Rome Film school festival highlights incredible young talent

Photo: Anna Di Paola

ROME – Ten short films will be in the spotlight at the first ever Rome International Film-school festival being held in Grottaferrata on May 30, 2018 at 19.00, in the Alfellini Cinema in Grottaferrata.

 Students from Brazil, Colombia, Italy, Nigeria, Turkey and the United States of America will present their original documentaries at the first such event of its kind in the Castelli Romani.
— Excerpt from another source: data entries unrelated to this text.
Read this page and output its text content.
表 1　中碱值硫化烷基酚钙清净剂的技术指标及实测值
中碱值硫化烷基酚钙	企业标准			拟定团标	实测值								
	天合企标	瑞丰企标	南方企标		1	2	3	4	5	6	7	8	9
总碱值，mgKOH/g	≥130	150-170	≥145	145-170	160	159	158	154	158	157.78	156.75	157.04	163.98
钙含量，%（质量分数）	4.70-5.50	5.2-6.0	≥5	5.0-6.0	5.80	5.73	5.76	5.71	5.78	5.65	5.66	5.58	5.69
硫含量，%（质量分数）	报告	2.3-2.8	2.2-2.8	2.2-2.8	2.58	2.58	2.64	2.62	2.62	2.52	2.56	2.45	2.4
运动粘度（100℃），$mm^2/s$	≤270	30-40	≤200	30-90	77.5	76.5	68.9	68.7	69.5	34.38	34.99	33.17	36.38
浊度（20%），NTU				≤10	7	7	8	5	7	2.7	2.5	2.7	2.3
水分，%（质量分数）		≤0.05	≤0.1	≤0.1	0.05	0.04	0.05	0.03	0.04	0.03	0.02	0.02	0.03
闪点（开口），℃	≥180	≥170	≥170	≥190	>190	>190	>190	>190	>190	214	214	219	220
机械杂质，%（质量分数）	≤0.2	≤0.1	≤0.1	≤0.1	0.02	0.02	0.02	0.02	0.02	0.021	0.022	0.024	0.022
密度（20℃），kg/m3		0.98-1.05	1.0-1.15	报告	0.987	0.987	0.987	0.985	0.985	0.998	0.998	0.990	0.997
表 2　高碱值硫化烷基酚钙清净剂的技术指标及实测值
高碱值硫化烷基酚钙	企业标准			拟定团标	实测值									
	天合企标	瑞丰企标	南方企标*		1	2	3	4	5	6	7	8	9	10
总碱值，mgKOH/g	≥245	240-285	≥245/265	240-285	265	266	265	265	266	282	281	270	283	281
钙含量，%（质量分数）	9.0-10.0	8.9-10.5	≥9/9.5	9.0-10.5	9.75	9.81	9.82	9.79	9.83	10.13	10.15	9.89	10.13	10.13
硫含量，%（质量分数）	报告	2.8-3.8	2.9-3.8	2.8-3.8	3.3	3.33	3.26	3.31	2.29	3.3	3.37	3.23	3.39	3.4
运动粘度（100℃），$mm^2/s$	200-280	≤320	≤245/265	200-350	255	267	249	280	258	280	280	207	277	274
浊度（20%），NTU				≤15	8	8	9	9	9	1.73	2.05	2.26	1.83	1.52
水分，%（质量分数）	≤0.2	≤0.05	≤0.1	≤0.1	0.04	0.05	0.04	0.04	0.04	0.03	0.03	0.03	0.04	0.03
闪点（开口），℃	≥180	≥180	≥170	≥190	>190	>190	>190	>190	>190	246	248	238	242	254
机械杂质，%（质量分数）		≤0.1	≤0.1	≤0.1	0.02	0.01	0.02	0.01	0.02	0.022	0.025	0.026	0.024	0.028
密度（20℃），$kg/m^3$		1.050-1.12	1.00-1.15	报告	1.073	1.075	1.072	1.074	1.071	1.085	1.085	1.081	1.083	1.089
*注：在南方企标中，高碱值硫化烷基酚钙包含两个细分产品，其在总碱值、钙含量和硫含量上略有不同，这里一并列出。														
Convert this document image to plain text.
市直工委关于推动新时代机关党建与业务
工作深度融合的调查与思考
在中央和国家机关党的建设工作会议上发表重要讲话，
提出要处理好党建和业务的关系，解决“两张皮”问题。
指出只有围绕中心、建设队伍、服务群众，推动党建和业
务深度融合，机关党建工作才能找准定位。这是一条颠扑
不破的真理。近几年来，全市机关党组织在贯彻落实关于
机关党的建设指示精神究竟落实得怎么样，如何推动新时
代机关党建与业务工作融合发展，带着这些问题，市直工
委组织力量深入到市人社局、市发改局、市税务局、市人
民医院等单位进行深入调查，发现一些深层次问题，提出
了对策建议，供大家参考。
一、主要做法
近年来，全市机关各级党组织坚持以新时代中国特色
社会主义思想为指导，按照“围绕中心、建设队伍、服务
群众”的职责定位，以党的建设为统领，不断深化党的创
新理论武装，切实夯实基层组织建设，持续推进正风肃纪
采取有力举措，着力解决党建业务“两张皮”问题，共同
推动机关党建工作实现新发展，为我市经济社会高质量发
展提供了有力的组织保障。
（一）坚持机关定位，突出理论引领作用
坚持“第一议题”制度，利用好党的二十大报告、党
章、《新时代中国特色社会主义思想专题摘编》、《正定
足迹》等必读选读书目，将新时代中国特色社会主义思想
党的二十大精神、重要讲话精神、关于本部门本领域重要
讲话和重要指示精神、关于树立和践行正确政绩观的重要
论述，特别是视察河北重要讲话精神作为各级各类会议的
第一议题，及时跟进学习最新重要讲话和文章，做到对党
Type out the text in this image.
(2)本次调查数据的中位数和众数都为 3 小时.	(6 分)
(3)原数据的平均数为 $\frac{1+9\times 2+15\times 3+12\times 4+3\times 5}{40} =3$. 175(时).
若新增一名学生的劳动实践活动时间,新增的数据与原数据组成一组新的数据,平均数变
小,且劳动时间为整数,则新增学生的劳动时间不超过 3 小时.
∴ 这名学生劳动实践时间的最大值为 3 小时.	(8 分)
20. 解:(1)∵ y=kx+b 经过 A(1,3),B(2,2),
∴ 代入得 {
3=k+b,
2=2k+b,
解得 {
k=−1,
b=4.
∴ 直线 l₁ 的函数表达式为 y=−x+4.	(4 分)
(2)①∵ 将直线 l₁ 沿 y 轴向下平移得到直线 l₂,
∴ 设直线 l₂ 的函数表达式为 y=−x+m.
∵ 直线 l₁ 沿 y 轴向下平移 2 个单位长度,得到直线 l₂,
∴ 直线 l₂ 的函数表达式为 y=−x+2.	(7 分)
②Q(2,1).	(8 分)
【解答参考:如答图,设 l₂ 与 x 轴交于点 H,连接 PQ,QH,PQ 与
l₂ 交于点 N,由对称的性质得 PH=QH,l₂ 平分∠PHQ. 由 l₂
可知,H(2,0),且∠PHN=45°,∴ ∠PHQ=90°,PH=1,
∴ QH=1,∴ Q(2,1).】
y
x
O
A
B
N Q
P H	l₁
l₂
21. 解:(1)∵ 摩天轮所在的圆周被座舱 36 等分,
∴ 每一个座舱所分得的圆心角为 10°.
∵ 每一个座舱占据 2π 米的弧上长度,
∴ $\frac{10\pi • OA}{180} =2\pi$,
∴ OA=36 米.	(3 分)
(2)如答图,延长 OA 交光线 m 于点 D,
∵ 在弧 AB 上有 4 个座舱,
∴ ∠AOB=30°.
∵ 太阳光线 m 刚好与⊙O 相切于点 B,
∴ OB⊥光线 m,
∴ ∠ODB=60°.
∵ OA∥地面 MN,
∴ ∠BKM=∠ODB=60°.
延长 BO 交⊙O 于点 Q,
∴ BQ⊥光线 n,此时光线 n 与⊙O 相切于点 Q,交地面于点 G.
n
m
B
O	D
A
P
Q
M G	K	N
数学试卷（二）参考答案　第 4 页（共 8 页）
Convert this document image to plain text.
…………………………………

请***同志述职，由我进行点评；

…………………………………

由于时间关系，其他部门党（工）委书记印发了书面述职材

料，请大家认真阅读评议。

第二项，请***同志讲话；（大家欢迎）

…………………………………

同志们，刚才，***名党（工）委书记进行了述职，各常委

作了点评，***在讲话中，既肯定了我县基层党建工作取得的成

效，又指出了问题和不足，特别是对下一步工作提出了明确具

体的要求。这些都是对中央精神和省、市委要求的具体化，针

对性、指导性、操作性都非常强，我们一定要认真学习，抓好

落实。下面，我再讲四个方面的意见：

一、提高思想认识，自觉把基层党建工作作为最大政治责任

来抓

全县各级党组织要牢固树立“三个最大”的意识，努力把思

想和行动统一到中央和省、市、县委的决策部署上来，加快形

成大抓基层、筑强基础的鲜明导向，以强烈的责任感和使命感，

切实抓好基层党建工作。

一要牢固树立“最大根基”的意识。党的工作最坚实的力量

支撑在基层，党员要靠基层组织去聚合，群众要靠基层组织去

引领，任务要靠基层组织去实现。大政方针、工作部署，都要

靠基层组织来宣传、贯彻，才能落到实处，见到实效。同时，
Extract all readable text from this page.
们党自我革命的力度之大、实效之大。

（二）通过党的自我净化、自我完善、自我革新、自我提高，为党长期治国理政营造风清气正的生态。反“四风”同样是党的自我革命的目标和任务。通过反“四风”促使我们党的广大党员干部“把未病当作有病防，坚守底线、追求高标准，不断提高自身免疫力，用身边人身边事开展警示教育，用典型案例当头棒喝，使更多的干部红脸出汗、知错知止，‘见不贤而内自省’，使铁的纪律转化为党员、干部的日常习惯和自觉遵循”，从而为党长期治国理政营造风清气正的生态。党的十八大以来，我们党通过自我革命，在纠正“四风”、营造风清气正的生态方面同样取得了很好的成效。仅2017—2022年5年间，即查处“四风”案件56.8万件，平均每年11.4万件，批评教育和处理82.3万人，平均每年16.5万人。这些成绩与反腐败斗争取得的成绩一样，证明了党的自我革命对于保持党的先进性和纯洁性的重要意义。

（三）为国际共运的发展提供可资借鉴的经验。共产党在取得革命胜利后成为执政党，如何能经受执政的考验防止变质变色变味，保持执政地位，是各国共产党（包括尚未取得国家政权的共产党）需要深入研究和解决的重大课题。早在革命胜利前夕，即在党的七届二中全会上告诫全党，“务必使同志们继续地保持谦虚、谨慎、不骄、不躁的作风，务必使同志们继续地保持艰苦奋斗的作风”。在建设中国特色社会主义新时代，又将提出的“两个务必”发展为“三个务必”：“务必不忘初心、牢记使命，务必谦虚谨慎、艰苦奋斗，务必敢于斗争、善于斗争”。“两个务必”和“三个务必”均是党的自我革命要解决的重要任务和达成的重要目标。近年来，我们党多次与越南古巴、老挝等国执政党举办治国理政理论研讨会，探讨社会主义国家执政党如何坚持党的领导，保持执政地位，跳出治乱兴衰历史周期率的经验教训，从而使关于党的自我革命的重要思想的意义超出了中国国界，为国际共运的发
 To be opened by the mayor of Grottaferrata,  Luciano Andreotti,  this first showing of the films that have been completely written, directed and produced by each of the selected students taking part, but often edited and filmed by fellow students, represents the beginning of an ambitious initiative to give young film makers across the globe a chance to participate not only in the annual festival in the charming Castelli township but is also to take part in a major international film competition in the coming months.

 “I love the idea of this film festival for young talent” said Mayor Andreotti who has been inspired to push for the festival reviving a love of cinema and an earlier film festival started by his father years ago in Grottaferrata. “There is a strong emotional connection for me,” added Andreotti who will cut the ribbon on Wednesday’s event.

 The brainchild of a former MTV Project Manager and local talent spotter, each of the ten films provides a glimpse of the huge potential of this group of young film makers and give a heads-up to an industry which constantly needs new and original talent to fill an insatiable global appetite for film.

 Taking place in Italy, the birthplace of some of cinema’s most famous film directors such as Fellini, Bertolucci, Pasolini, Ponti, de Sica, and only a few kilometres from Rome’s famous Cinecitta movie studies, the event focuses on powerful movie “shorts” on themes as diverse as transvestite prostitution, unrequited love, the struggles of a foreign woman in Rome, a real-life Pinocchio story and a beautiful passage of a lifetime.

 The Rome International Film School, owned by Carl Haber, is located just behind the famous Pantheon in Rome’s historical centre, opened its doors to students in 2015.  Today, there students from six different countries are taught by award winning teachers, a couple of whom have won Italy’s prestigious Palma d’ Oro.

 The film school is privately funded with students paying not only tuition but film production costs.